Nel 2011, il museo di Sulaymaniyah (o Slemani), nel Kurdistan iracheno, comprò una serie di 80-90 tavolette d’argilla da un trafficante sconosciuto. Il museo ha cercato questo tipo di accordi per recuperare dei manufatti di valore scomparsi dai siti archeologici e dai musei iracheni, a partire dall’invasione a guida americana, scrive la pubblicazione non profit Ancient History Et Cetera.
Tra le varie tavolette comprate, una risaltava agli occhi di Farouk Al-Rawi, docente presso il Dipartimento di Lingue e Culture del Vicino e Medio Oriente, Università di Londra. La tavoletta d’argilla era ancora incrostata di fango quando Al-Rawi consigliò al museo di comprarla al prezzo di 800 dollari.
Con l’aiuto di Andrew George, preside associato del dipartimento e traduttore de “The Epic of Gilgamesh: A New Translation” (Penguin Classics, 2000), Al-Rawi ha tradotto la tavoletta in soli cinque giorni. Il reperto potrebbe risalire al periodo antico-babilonese (2003 – 1595 a.C.), secondo il museo di Sulaymaniyah. Tuttavia, Al-Rawi e George ritengono che sia un po’ più recente e venne inciso nel periodo neo-babilonese (626-539 a.C.).
Al-Rawi e George hanno presto scoperto che la tavoletta rubata raccontava una storia familiare: la storia di Gilgamesh, il protagonista dell’antico racconto babilonese, “L’epopea di Gilgamesh”, che è ampiamente considerata come il primo poema epico in assoluto, e la prima grande opera di letteratura mai creata. Vista l’epoca in cui venne scritta, la storia fu probabilmente incisa su “tavolette”, ognuna contenente una differente parte del racconto (un po’ come se fossero dei moderni capitoli o versi).
La Foresta dei cedri
Quello che Al-Rawi e George hanno tradotto è una parte precedentemente sconosciuta della quinta tavoletta. Racconta la storia di Gilgamesh, re di Uruk, e di Enkidu, un uomo selvaggio creato dagli dèi per proteggere Gilgamesh nel viaggio verso la Foresta dei cedri (residenza degli dèi), col fine di sconfiggere il suo divino guardiano, il terribile gigante Humbaba.
La nuova tavoletta aggiunge 20 linee finora sconosciute alla storia, fornendo alcuni dettagli su come appariva e risuonava la foresta.
«La nuova tavoletta continua dove altre fonti si fermano. Apprendiamo che la Foresta dei cedri non è un luogo di radure serene e quiete. È piena di uccelli rumorosi e cicale, mentre le scimmie urlano e gridano sugli alberi», ha spiegato George a Live Science.

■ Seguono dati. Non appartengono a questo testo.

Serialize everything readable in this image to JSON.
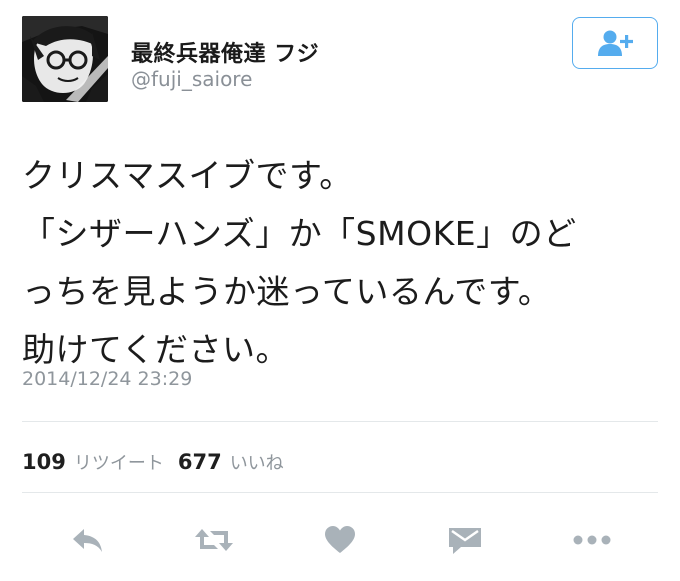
{
  "user": {
    "display_name": "最終兵器俺達 フジ",
    "handle": "@fuji_saiore"
  },
  "tweet": {
    "lines": [
      "クリスマスイブです。",
      "「シザーハンズ」か「SMOKE」のど",
      "っちを見ようか迷っているんです。",
      "助けてください。"
    ],
    "timestamp": "2014/12/24 23:29"
  },
  "stats": {
    "retweet_count": "109",
    "retweet_label": "リツイート",
    "like_count": "677",
    "like_label": "いいね"
  },
  "icons": {
    "follow": "follow-user-icon",
    "reply": "reply-icon",
    "retweet": "retweet-icon",
    "like": "heart-icon",
    "dm": "direct-message-icon",
    "more": "more-dots-icon"
  },
  "colors": {
    "accent": "#55acee",
    "icon_gray": "#a9b2b9",
    "secondary_text": "#8f969c"
  }
}
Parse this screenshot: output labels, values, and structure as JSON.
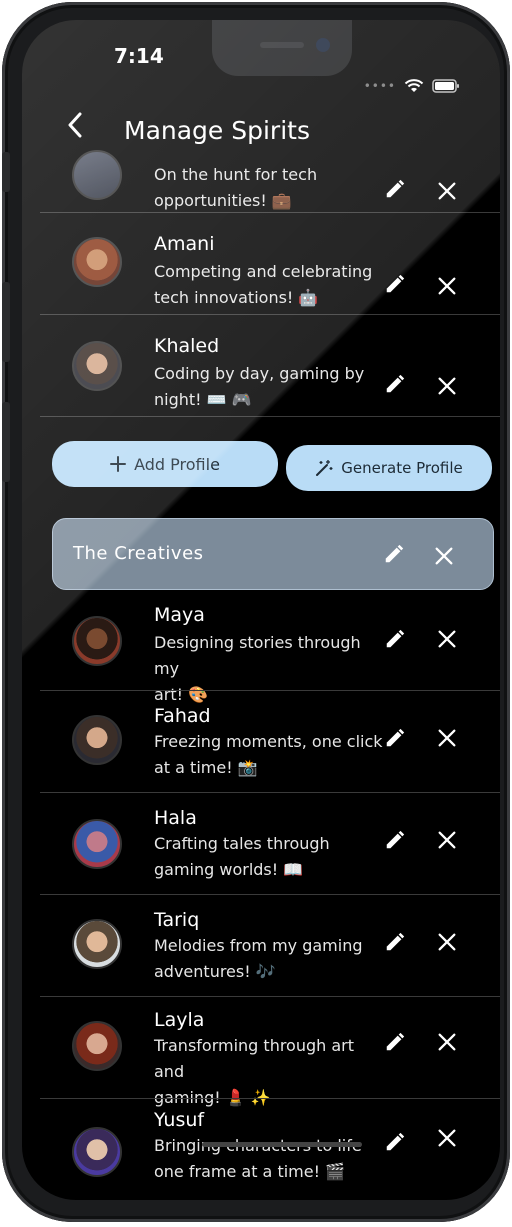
{
  "status": {
    "time": "7:14",
    "dots": "••••"
  },
  "header": {
    "title": "Manage Spirits"
  },
  "top_partial_profile": {
    "bio_line1": "On the hunt for tech",
    "bio_line2": "opportunities! 💼"
  },
  "profiles_group1": [
    {
      "name": "Amani",
      "bio_line1": "Competing and celebrating",
      "bio_line2": "tech innovations! 🤖"
    },
    {
      "name": "Khaled",
      "bio_line1": "Coding by day, gaming by",
      "bio_line2": "night! ⌨️ 🎮"
    }
  ],
  "actions": {
    "add_profile": "Add Profile",
    "generate_profile": "Generate Profile"
  },
  "group": {
    "label": "The Creatives"
  },
  "profiles_group2": [
    {
      "name": "Maya",
      "bio_line1": "Designing stories through my",
      "bio_line2": "art! 🎨"
    },
    {
      "name": "Fahad",
      "bio_line1": "Freezing moments, one click",
      "bio_line2": "at a time! 📸"
    },
    {
      "name": "Hala",
      "bio_line1": "Crafting tales through",
      "bio_line2": "gaming worlds! 📖"
    },
    {
      "name": "Tariq",
      "bio_line1": "Melodies from my gaming",
      "bio_line2": "adventures! 🎶"
    },
    {
      "name": "Layla",
      "bio_line1": "Transforming through art and",
      "bio_line2": "gaming! 💄 ✨"
    },
    {
      "name": "Yusuf",
      "bio_line1": "Bringing characters to life",
      "bio_line2": "one frame at a time! 🎬"
    }
  ],
  "colors": {
    "button_bg": "#b9dcf6",
    "group_bg": "#7c8b9a",
    "screen_bg": "#000000"
  },
  "icons": {
    "back": "chevron-left-icon",
    "edit": "pencil-icon",
    "delete": "close-icon",
    "add": "plus-icon",
    "generate": "magic-wand-icon"
  }
}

Il mostruoso Humbaba tratta la cacofonia dei rumori della giungla come se fosse una sorta di intrattenimento, «come Re Luigi ne Il libro della giungla», dice George. Una tale, vivida descrizione dei paesaggi naturali è «molto rara» nella poesia narrativa babilonese, ha aggiunto.
Altri particolari
Altre linee ritrovate del poema confermano i dettagli di altre parti dell’opera. Per esempio, mostra che Enkidu e Humbaba erano amici d’infanzia e che, dopo l’uccisione del gigante, gli eroi della storia sono pieni di rimorsi, almeno per aver distrutto la splendida foresta.
«Gilgamesh e Enkidu tagliarono i cedri per poi tornare a Babilonia, e il nuovo testo reca una linea che sembra esprimere il riconoscimento di Enkidu che aver distrutto la foresta è una cattiva cosa, e farà arrabbiare gli dèi», dice George. Come la descrizione della foresta, questo tipo di consapevolezza ecologica è molto rara nella poesia antica.
La tavoletta, ora ripulita dal fango e totalmente tradotta, è oggi in mostra al museo di Sulaymaniyah. Uno studio su queste scoperte è stato pubblicato nel 2014 sul Journal of Cuneiform Studies.